CAPTAIN HUNTING'S FIGHT.
"Captain Hunting, of New Bedford, had the worst fight that I know of, while he was on a cruise in the South Atlantic. When he struck the fellow—it was a tough old bull that had been through fights before, I reckon—the whale didn't try to escape, but turned on the boat, bit her in two, and kept on thrashing the wreck till he broke it up completely. Another boat picked up the men and took them to the ship, and then two other boats went in on him. Each of them got in two irons, and that made him mad; he turned around and chewed those boats, and he stuck closely to business until there wasn't a mouthful left. The twelve swimmers were picked up by the boat which had taken the first lot to the ship; two of the men had climbed on his back, and he didn't seem to mind them. He kept on chewing away at the oars, sails, masts, planks, and other fragments of the boats; and whenever anything touched his body, he turned and munched away at it. There he was with six harpoons in him, and each harpoon had three hundred fathoms of line attached to it. Captain Hunting got out two spare boats, and started with them and the saved boat to renew the fight. He got alongside and sent a bomb-lance charged with six inches of powder right into the whale's vitals, just back of his fin. When the lance was fired, he turned and tore through the boat like a hurricane, scattering everything. The sun was setting, four boats were gone with all their gear and twelve hundred fathoms of line, the spare boats were poorly provided, the men were wearied and discouraged, and Captain Hunting hauled off and admitted himself beaten by a whale."
A GAME FELLOW.
The nondescript individual whom we saw among the passengers early in the voyage had joined the party, and heard the story of Captain Hunting's whale. When it was ended, he ventured to say something on the subject of whaling.

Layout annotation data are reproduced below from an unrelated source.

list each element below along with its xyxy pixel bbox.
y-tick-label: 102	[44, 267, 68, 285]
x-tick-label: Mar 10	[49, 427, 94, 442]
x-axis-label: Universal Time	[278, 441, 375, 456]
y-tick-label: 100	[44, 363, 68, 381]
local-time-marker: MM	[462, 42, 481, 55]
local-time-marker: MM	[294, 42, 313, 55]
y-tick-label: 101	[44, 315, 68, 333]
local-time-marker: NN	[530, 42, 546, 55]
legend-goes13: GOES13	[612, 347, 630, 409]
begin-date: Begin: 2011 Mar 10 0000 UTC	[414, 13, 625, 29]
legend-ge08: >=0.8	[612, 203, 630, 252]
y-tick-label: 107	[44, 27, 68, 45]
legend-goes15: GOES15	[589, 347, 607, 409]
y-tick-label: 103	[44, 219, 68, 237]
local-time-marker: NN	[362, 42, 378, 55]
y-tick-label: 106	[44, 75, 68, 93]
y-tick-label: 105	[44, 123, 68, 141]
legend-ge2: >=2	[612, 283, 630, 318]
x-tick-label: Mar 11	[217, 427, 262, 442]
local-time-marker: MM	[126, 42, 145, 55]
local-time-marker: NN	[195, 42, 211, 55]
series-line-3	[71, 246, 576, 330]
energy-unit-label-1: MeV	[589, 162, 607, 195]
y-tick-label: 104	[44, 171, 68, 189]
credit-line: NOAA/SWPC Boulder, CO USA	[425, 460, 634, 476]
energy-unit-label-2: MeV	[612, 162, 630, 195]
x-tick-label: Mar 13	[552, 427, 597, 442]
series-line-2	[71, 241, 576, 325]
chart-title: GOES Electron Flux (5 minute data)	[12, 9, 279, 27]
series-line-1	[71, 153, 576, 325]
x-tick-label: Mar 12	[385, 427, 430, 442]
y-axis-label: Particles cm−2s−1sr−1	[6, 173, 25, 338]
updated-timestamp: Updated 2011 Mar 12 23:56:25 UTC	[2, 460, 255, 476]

"That wasn't a circumstance," he remarked, "to the great whale that used to hang around the Philippine Islands. He was reckoned to be a king, as all the other whales took off their hats to him, and used to get down on their front knees when he came around. His skin was like leather, and he was stuck so full of harpoons that he looked like a porcupine under a magnifying-glass. Every ship that saw him used to put an iron into him, and I reckon you could get up a good history of the whale-fishery if you could read the ships' names on all of them irons. Lots of whalers fought with him, but he always came out first best. Captain Sammis of the Ananias had the closest acquaintance with him, and the way he tells it is this:
"'We'd laid into him, and his old jaw came up and bit off the bow of the boat. As he bit he gave a fling, like, and sent me up in the air; and when I came down, there was the whale, end up and mouth open waiting for me. His throat looked like a whitewashed cellar-door; but I saw his teeth were wore smooth down to the gums, and that gave me some consolation. When I struck his throat he snapped for me, but I had good headway, and disappeared like a piece of cake in a family of children. When I was splashing against the soft sides of his stomach, I heard his jaws snapping like the flapping of a mainsail.